Читать об этом, даже мне самому, теперь, не знаю, скучно или нудно, вообще очень тягостно, и в то же время больно, как от прикосновения к содранной коже: через какую сумятицу, через какое горнило сомнений пришлось пройти душе, чтобы к чему-то прийти.
Но все это было.
О себе:
«Я совсем, совсем запутался и ничего не понимаю. Я составил себе религию без бога, но в ней чего-то не хватает. Чего? — не знаю. В результате у меня нет религии и нет мировоззрения, а так жить нельзя».
О России:
О революции:
«Душа народа не изменяется и не может измениться сразу от того, что в народный организм вливается громадная доза революционной вакцины — последствия этой прививки скажутся много позднее, когда организм переварит этот новый элемент. А пока…»
О жизни:
«Нет смысла нигде и ни в чем. Все можно объяснить, но ничего нельзя оправдать. Кругом царство Дьявола, и жизнь в этом царстве становится невыносимой. Жизнь хороша, но хороша для тех, бездумных, кто ничего этого не замечает. А свет слепит».
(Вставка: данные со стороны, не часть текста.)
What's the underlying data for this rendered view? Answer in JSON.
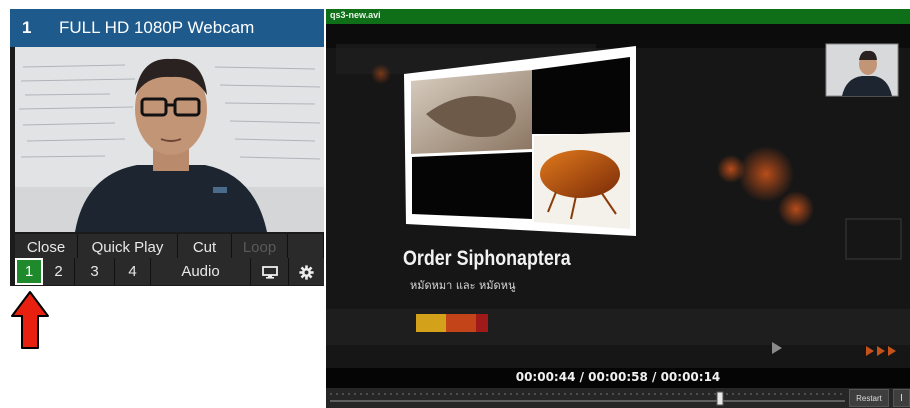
{
  "input": {
    "number": "1",
    "title": "FULL HD 1080P Webcam",
    "buttons": {
      "close": "Close",
      "quick_play": "Quick Play",
      "cut": "Cut",
      "loop": "Loop",
      "audio": "Audio"
    },
    "overlay_channels": [
      "1",
      "2",
      "3",
      "4"
    ],
    "active_channel": "1",
    "icons": [
      "monitor-icon",
      "gear-icon"
    ]
  },
  "output": {
    "filename": "qs3-new.avi",
    "slide_title": "Order Siphonaptera",
    "slide_subtitle": "หมัดหมา และ หมัดหนู",
    "time_display": "00:00:44 / 00:00:58 / 00:00:14",
    "position_fraction": 0.76,
    "restart_label": "Restart",
    "next_label": "I"
  },
  "colors": {
    "header_blue": "#1e5a8c",
    "active_green": "#1f8a2c",
    "output_title_green": "#0f6e18",
    "arrow_red": "#e8200f"
  }
}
«Человек», стихотворение в прозе:
«И представляется он мне, «венец творения», в истории своей от глубины веков до наших дней.
И представляется он мне в борьбе за жизнь, в борьбе за счастье.
И представляются мне трупов горы, и реки слез и крови, и целый хор из стонов человека.
И такова цена того, что видим мы теперь, что называем мы прогрессом».
Все это я читаю в том же дневнике, длинной конторской книге, разлинованной для каких-то конторских нужд синими и красными полосами.
Смятение!
И мне до боли ясно представляется сейчас, как где-то рядом с большой дорогой, по которой, прокладывая себе новые пути, громыхала колесница истории, метался маленький, оглушенный всем этим, растущий человечек, ничтожная, но мыслящая пылинка в бушующем вокруг вихре и, нащупывая твердь этой большой дороги, рискуя попасть под обитые железом ободья колесницы, в то же время не желал бездумно ложиться под эти неумолимые колеса, он что-то упрямо искал, и что-то по-своему думал, порой, может быть, и выдумывал, придумывал, чтобы все-таки остаться самим собой, личностью. А для человека ведь это главное, это самое главное — быть личностью.
В минуту меланхолии:
«Помню я конец какого-то стихотворения. Говорится в нем о дубе, который подтачивается в корне червями, и вот он, чувствуя свою неминуемую гибель, восклицает: «Эх, лучше бы грозой меня сразило!»
Сколько силы в этом, сколько гордости, сколько желания красоты и величия, хотя бы в смерти. Ведь и в смерти есть смысл, если есть красота и идея. А если нет?..
«Эх, лучше бы грозой меня сразило!»
…А не лучше ли и мне со всем этим покончить? Ведь это так просто».
Смятение! Полное смятение духа — так обернулся для меня великий Семнадцатый год.
А кругом по-прежнему жила, и властвовала, и бушевала наша матерь-природа, и цвела, и плодоносила, и рожала, и пела, свистела, кричала и жужжала на все голоса жизни, боли и радости.
И овраг был все тот же, словно чаша, наполненная неисчислимым июньским разноцветьем и благоуханием, и лес на праздный вопрос «Кто была первая дева?» все с той же старательностью давал убежденный ответ: «Е-ва!»
А надо всем этим, обнимая всю эту красоту и жизнь своим всенаполняющим, всепроникающим пологом, возвышалось небо, то лазорево-пустое и ласковое, то тревожно-грозовое, со своими громами и бурями, далекое и в то же время родное, близкое — нетронутая еще целина таинственного в своей неизвестности Космоса.
МЕЖДУГЛАВИЕ ПЕРВОЕ
И вдруг, среди всего этого смятения и бездорожья, — нелепая до дикости, совершенно, казалось бы, немыслимая и ни с чем несообразная новая запись все в том же дневнике:
«А все-таки когда-нибудь, в будущем, я испытаю свои силы на литературном поприще!
Я давно уже собираюсь начать разработку моего будущего произведения, конечно романа, так как это единственная форма творчества, в которой можно со всей полнотой выразить всю жизнь или идею. Роман я задумал громадный, если это будет один, то типа «Войны и мира» (конечно, в идеале), но, вероятно, придется разбить его на несколько, не знаю, частей, что ли.